Auch Arbeitsmarktökonom George Sheldon von der Universität Basel erwartet, dass die Kontingente im Sinne der Wirtschaft ausgestaltet würden. «Wenn zum Beispiel ein grosser Pharmakonzern sagt, er brauche 50 ausländische Forscher, dann wird er diese bekommen», sagte er der Nachrichtenagentur SDA. So könne es sein, dass die Einwanderung gar nicht gebremst würde.
Masseneinwanderung Teure und rare Mietwohnungen in den Wirtschaftszentren der Schweiz dürften viele Stimmbürger zu einem Ja zur Initiative «Gegen Masseneinwanderung» motiviert haben. Doch des einen Freud ist auch immer des anderen Leid – gibt es ein Überangebot auf dem Wohnungs- und Immobilienmarkt, sinken nicht nur die Mieten, sondern auch die Immobilienpreise.
Ein Nachfragerückgang und damit ein Wertverfall von Häusern und Wohnungen hätte zum Beispiel Auswirkungen auf die Pensionskassen, die einen grossen Teil der Vorsorgegelder in Immobilien investiert haben.

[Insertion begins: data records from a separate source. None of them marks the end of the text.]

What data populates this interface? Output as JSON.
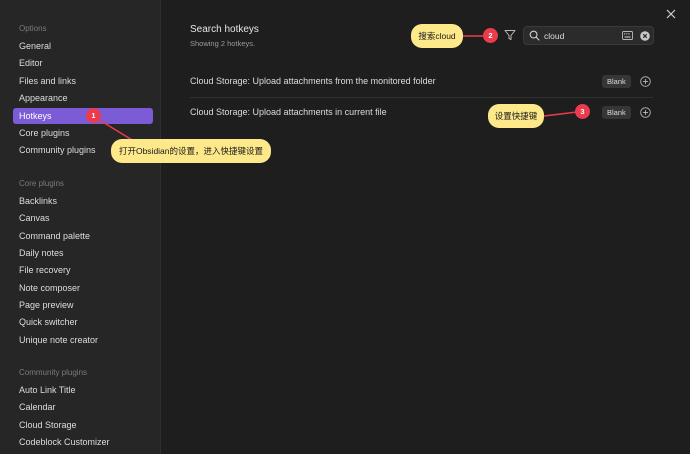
{
  "sidebar": {
    "sections": [
      {
        "title": "Options",
        "items": [
          "General",
          "Editor",
          "Files and links",
          "Appearance",
          "Hotkeys",
          "Core plugins",
          "Community plugins"
        ]
      },
      {
        "title": "Core plugins",
        "items": [
          "Backlinks",
          "Canvas",
          "Command palette",
          "Daily notes",
          "File recovery",
          "Note composer",
          "Page preview",
          "Quick switcher",
          "Unique note creator"
        ]
      },
      {
        "title": "Community plugins",
        "items": [
          "Auto Link Title",
          "Calendar",
          "Cloud Storage",
          "Codeblock Customizer"
        ]
      }
    ],
    "active_item": "Hotkeys"
  },
  "main": {
    "title": "Search hotkeys",
    "subtitle": "Showing 2 hotkeys.",
    "search": {
      "value": "cloud"
    },
    "rows": [
      {
        "label": "Cloud Storage: Upload attachments from the monitored folder",
        "hotkey": "Blank"
      },
      {
        "label": "Cloud Storage: Upload attachments in current file",
        "hotkey": "Blank"
      }
    ]
  },
  "annotations": {
    "callout1": "打开Obsidian的设置，进入快捷键设置",
    "callout2": "搜索cloud",
    "callout3": "设置快捷键",
    "marker1": "1",
    "marker2": "2",
    "marker3": "3"
  },
  "colors": {
    "accent": "#7b5cd6",
    "callout": "#fde88a",
    "marker": "#ec3b4d"
  }
}
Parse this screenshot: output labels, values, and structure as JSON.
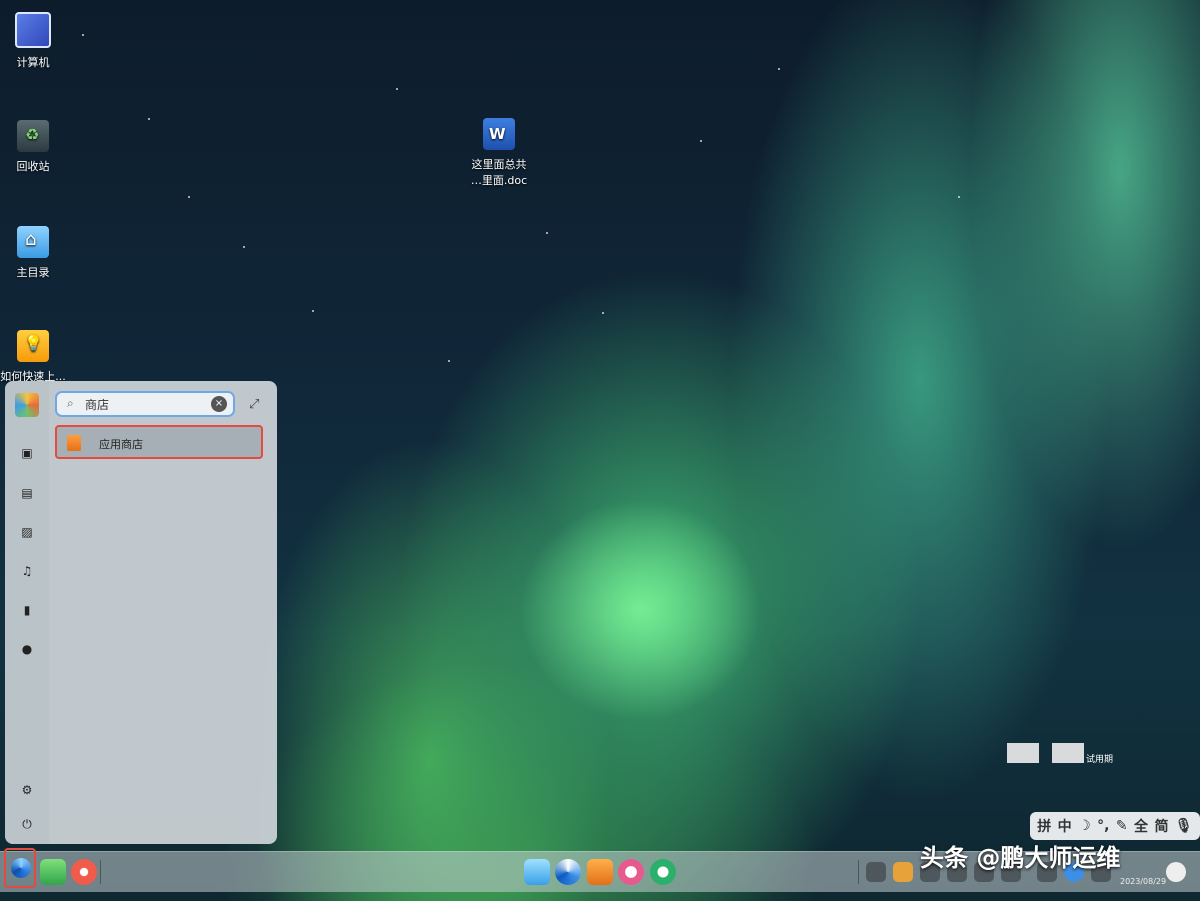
{
  "desktop": {
    "icons": [
      {
        "label": "计算机",
        "icon": "computer-icon"
      },
      {
        "label": "回收站",
        "icon": "trash-icon"
      },
      {
        "label": "主目录",
        "icon": "home-folder-icon"
      },
      {
        "label": "如何快速上...",
        "icon": "uos-guide-icon"
      },
      {
        "label_line1": "这里面总共",
        "label_line2": "…里面.doc",
        "icon": "word-doc-icon"
      }
    ]
  },
  "launcher": {
    "search_value": "商店",
    "result_label": "应用商店",
    "category_icons": [
      "all-apps-icon",
      "document-icon",
      "picture-icon",
      "music-icon",
      "video-icon",
      "download-icon"
    ],
    "bottom_icons": [
      "settings-icon",
      "power-icon"
    ]
  },
  "dock": {
    "left_items": [
      "launcher-icon",
      "multitask-icon",
      "screen-recorder-icon"
    ],
    "center_items": [
      "file-manager-icon",
      "browser-icon",
      "app-store-icon",
      "control-center-icon",
      "uos-icon"
    ]
  },
  "ime": {
    "items": [
      "拼",
      "中",
      "☽",
      "°,",
      "✎",
      "全",
      "简",
      "🎙"
    ]
  },
  "overlay": {
    "watermark": "头条 @鹏大师运维",
    "trial_text": "试用期",
    "date": "2023/08/29"
  },
  "colors": {
    "accent": "#e34b3e",
    "search_border": "#6fa8e8"
  }
}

Zuallererst wären Bauten in Randgebieten betroffen, heisst es bei der Immobilienberatungsfirma Jones Lang LaSalle.
Laut Markus Schmidiger, Studienleiter Immobilienmanagement Institut für Finanzdienstleistungen Zug (IFZ), ist die Unsicherheit nun gross. «Bevor die konkrete Umsetzung, für die der Bundesrat drei Jahre Zeit hat, nicht klar ist, ist es schwer, die Folgen abzuschätzen. Unmittelbar verändert sich nichts, ausser dass aufgrund der Unsicherheit Käufer etwas zurückhaltender sein könnten, was zu einer leichten Preisabschwächung führen könnte», erklärt der Experte. Gleichzeitig gibt er aber Entwarnung bei den Immobilienpreisen. «Die hohen Preise sind primär durch die tiefen Zinsen sowie im Vergleich zum Nachfragewachstum wesentlich zu tiefer Bautätigkeit getrieben. Ein Rückgang der Zuwanderung auf 40 000 bis 50 000 Personen pro Jahr hat einen viel geringeren Einfluss auf die Preise als Zinserhöhungen», betont Schmidiger. Da die Initiative frühestens in drei Jahren Wirkung zeigen würde, hätte die Immobilienbranche ausreichend Zeit, die Bautätigkeit anzupassen. «Ein Absturz ist sicher nicht zu befürchten», fügt er an.
Ähnlich sehen es die Immobilienexperten der Luzerner Kantonalbank (LUKB). Die aktuelle Situation auf dem Immobilienmarkt lasse sich somit nicht monokausal mit der Zuwanderung erklären. «So wäre neben der Konjunktur und der Zinssituation beispielsweise auch zu unterscheiden, welchen Einfluss die Binnennachfrage und welchen Einfluss die Zuwanderung aus dem Ausland auf bestimmte Lagen hatte und hat», so Daniel von Arx von der LUKB. Man habe bereits in den vergangenen Monaten festgestellt, dass sich die Nachfrage im Raum Luzern (Weggis, Vitznau, Meggen, Kastanienbaum) insbesondere bei Objekten im oberen Preissegment verflacht habe.